Stepping into the Industry 4.0 facility
In an Industry 4.0-enabled facility, advanced robotics can move products to, from and around production, warehouse and loading areas, streamlining operations while protecting employees from potentially dangerous work. Sensors throughout the plant collect data that’s analyzed by cyber-physical systems and artificial intelligence, improving agility and real-time optimization of operations and workflow processes. Augmented reality and virtual twinning can create detailed digital representations of products, eliminating the need to reconfigure factories to manufacture prototypes and test models. Highly automated and flexible operations equipped with human augmentation will also help companies struggling with the availability of skilled labor in some markets and will give rise to a “new collar worker” according to Bell Labs Consulting.
It's an enticing picture. But making it real requires the right networks and connectivity. That means a robust, on-premises wireless network to connect to machines and workers, and an agile edge cloud infrastructure to connect the wireless network to applications running on local servers.
Flexibility on the factory floor
A factory is not a static environment. Product lines often need to be reconfigured or adjusted to respond to market needs. Factories also tend to have challenging layouts filled with obstructions, which can make it difficult to hardwire devices to a network. A private wireless network (either 4.9G/LTE or 5G) is well-suited for the untethered devices and business-critical applications that operate in these environments. A private wireless network offers the high bandwidth, high reliability and very low response times that are required for many applications. For instance, autonomous mobile robots can seamlessly operate across the factory floor to move product parts and tools, speeding up final assembly. And AI and AR/VR technologies can enhance the day-to-day of workers, from immersive on-the-job training to interactive digital representations of factory environments and machines.
Time-sensitive Industry 4.0 applications, such as augmented reality and process automation, require real-time data processing, making it important to keep them on-premises for the fastest response times. Edge-compute is a reliable solution for such technologies, demanding a robust wireless network on-premises and an equally agile Ethernet network.
Beyond on-premises
Nearshored facilities don’t operate in a vacuum, making high-performance, on-premises wireless just one requirement for the Industry 4.0 facility. Manufacturers and warehouse operators will need ready access to corporate assets living in the private cloud, like design documents and production specifications, and resources for essential activities such as email and enterprise resource planning.

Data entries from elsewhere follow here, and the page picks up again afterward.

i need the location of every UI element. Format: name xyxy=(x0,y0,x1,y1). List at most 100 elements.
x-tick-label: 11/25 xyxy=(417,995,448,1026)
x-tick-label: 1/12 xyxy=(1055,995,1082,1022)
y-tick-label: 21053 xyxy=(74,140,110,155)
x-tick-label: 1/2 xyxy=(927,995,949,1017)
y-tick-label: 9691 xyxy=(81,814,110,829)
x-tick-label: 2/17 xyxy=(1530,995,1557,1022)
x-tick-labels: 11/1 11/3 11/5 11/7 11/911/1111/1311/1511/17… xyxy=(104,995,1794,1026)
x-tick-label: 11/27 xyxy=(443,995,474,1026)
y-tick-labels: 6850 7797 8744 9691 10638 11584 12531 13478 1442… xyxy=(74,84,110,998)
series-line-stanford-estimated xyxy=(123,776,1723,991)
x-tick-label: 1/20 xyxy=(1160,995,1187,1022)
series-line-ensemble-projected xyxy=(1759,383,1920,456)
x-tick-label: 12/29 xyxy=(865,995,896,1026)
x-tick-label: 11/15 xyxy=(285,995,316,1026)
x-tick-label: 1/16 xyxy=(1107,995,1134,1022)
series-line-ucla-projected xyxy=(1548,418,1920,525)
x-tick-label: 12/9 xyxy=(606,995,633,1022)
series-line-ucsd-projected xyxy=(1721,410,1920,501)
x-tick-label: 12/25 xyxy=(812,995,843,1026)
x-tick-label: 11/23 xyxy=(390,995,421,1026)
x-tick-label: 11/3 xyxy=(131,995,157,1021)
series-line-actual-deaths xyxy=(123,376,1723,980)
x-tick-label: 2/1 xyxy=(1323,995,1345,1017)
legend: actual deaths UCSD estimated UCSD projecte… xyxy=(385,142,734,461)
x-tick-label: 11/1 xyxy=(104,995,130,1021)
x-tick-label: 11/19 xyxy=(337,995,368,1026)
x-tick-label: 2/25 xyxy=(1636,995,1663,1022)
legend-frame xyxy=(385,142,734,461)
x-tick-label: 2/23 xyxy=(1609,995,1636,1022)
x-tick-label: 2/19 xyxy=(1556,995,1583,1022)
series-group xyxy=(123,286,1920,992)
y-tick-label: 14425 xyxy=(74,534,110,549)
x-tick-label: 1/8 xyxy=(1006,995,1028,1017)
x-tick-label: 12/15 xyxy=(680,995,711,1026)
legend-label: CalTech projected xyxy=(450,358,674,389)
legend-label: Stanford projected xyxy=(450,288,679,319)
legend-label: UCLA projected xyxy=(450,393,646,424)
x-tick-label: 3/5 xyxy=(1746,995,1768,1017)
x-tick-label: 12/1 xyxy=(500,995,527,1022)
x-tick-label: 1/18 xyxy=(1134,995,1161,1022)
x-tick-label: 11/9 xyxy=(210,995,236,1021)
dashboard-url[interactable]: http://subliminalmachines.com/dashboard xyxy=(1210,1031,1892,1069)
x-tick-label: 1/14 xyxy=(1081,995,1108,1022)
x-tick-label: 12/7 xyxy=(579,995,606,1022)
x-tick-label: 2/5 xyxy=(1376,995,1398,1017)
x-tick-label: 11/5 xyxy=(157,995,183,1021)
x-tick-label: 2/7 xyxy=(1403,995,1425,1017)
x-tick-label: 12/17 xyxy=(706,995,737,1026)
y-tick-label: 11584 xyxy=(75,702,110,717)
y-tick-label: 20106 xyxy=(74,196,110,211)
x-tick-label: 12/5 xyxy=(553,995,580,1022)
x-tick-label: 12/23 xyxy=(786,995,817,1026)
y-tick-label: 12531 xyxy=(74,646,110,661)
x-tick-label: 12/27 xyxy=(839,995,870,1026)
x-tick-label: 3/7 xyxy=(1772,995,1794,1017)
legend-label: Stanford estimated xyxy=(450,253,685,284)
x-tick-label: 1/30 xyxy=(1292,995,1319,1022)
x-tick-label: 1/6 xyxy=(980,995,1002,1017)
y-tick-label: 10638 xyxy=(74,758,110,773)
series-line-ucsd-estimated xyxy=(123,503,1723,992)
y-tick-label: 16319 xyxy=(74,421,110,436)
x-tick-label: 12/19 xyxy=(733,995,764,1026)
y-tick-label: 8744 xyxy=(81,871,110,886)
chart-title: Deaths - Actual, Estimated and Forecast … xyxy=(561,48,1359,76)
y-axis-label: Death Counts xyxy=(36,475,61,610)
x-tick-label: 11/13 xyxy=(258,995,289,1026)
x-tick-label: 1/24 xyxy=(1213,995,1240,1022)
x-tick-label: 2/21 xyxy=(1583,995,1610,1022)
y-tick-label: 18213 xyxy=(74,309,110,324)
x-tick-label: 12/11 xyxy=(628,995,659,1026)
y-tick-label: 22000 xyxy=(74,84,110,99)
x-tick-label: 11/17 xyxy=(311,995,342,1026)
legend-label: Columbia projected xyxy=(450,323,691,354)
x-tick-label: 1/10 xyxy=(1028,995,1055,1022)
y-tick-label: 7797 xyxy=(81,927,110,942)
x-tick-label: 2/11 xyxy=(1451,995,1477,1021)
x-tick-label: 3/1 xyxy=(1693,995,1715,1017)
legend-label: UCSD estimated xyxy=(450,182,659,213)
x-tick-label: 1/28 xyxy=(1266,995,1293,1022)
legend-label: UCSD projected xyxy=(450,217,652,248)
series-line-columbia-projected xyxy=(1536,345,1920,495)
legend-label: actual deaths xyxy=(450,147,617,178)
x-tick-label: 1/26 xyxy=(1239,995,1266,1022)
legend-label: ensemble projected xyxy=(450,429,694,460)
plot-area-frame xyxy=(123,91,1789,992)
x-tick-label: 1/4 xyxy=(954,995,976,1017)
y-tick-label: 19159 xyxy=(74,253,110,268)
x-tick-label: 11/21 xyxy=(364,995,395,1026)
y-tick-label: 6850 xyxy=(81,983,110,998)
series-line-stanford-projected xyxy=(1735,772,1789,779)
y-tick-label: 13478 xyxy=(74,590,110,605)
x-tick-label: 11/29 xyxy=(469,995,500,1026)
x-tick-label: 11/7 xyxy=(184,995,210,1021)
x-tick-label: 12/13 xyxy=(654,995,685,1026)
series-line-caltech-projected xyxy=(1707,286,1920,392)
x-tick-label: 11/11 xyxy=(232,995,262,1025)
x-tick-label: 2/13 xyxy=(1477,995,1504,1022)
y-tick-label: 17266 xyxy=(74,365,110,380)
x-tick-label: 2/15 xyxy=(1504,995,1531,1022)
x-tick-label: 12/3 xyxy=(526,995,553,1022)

Also critical is an elastic and flexible computing pool spread across data centers and the public cloud, enabling enterprise applications to scale and evolve to support more users and new use cases. Data center networks must be equally agile so they can synchronize with changing applications while delivering the connectivity needed.
Robust connectivity is key
Taking full advantage of nearshoring means thinking network first. The optimal nearshored facility attains maximum agility, adaptability and production capacity through Industry 4.0 technologies and applications, enabled by the reliable, secure and business-critical connectivity of an on-premises private wireless network, the underlying edge network, and a wide area network linking the facility with corporate resources across its cloud infrastructure.